Our experiences shape us. We can agree on that, right?
And as much as we’d like to think we learn from the mistakes of others, the truth is… most of us don’t. We learn “the hard way,” through our own personal trials and tribulations.
Financially, the lessons we learn from the school of hard knocks are costly!
I’m not only talking about dollars and cents. I mean “costly” in the sense that financial lessons learned the hard way often rob us of years, even decades, of our precious time. They set us back… prevent us from reaching our full potential… from living life to the fullest.
Most costly of all, financial lessons and mistakes will rob millions of Americans of the opportunity to retire and live comfortably through their golden years.

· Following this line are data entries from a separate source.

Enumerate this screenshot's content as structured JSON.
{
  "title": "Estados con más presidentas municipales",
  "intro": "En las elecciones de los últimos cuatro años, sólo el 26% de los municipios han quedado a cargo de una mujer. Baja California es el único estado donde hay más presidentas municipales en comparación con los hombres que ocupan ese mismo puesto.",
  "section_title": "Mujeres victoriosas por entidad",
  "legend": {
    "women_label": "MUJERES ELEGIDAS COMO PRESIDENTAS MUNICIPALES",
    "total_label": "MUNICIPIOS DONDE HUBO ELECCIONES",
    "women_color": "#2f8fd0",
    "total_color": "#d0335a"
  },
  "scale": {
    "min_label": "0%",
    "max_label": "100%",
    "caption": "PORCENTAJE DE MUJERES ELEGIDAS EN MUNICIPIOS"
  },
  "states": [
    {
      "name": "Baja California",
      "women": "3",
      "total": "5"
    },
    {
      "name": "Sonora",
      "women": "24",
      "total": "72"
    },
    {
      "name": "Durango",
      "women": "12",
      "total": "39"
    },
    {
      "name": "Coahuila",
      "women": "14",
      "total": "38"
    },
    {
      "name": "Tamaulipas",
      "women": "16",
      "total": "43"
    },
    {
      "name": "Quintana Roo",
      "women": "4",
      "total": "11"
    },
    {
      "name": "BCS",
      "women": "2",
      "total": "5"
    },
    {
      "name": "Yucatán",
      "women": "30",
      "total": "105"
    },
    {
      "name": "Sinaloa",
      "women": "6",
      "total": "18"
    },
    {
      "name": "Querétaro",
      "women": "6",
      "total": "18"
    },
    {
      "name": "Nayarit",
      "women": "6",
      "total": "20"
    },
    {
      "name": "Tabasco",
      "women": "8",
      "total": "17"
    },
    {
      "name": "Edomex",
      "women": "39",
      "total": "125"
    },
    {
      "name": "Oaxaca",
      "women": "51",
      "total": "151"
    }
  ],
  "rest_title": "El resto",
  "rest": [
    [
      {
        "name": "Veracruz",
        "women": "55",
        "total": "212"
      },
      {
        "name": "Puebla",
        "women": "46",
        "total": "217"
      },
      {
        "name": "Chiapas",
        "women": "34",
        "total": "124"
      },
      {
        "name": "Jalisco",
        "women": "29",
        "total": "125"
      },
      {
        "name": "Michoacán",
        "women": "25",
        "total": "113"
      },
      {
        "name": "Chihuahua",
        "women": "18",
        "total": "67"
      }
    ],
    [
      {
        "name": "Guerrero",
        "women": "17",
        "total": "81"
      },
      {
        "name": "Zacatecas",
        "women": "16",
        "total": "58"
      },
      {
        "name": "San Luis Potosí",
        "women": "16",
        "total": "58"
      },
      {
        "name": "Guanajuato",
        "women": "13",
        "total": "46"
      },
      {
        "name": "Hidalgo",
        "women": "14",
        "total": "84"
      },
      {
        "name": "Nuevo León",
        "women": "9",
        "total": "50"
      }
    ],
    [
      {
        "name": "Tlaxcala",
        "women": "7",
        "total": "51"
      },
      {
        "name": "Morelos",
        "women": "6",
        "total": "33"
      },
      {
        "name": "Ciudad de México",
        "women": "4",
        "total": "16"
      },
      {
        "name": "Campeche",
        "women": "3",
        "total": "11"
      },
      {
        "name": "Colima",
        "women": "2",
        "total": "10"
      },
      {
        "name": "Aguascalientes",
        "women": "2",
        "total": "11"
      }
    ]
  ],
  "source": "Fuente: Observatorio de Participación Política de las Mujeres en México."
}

The stats are mind-blowingly dim…
“Thirty-six percent of American workers age 55 to 64 say they have less than $25,000 in retirement savings.” —Employee Benefit Research Institute
“Fifty-one percent of households are at risk of not having enough savings to maintain their standard of living after retirement.” — The Center for Retirement Research at Boston College
“Sixty-six percent of Americans said their top financial concern was not having enough money for retirement.” —Gallup poll
But beyond the research and statistics, I’ve seen this retirement dilemma first hand. And it’s that experience that shaped the way I approach investing in the markets…
The year was 2008.
I was working as an advisor for a Fortune 500 financial planning firm. Each week, I met with dozens of families. Their stories were all different, yet all the same.
Simply put: the goal, for each, was to get to 65 with a nut big enough to last. (Although what that meant — How big? How long? And HOW!? — no one seemed to know.)
My analysis usually showed a shortfall in savings. Roughly 80% of our clients were behind the curve.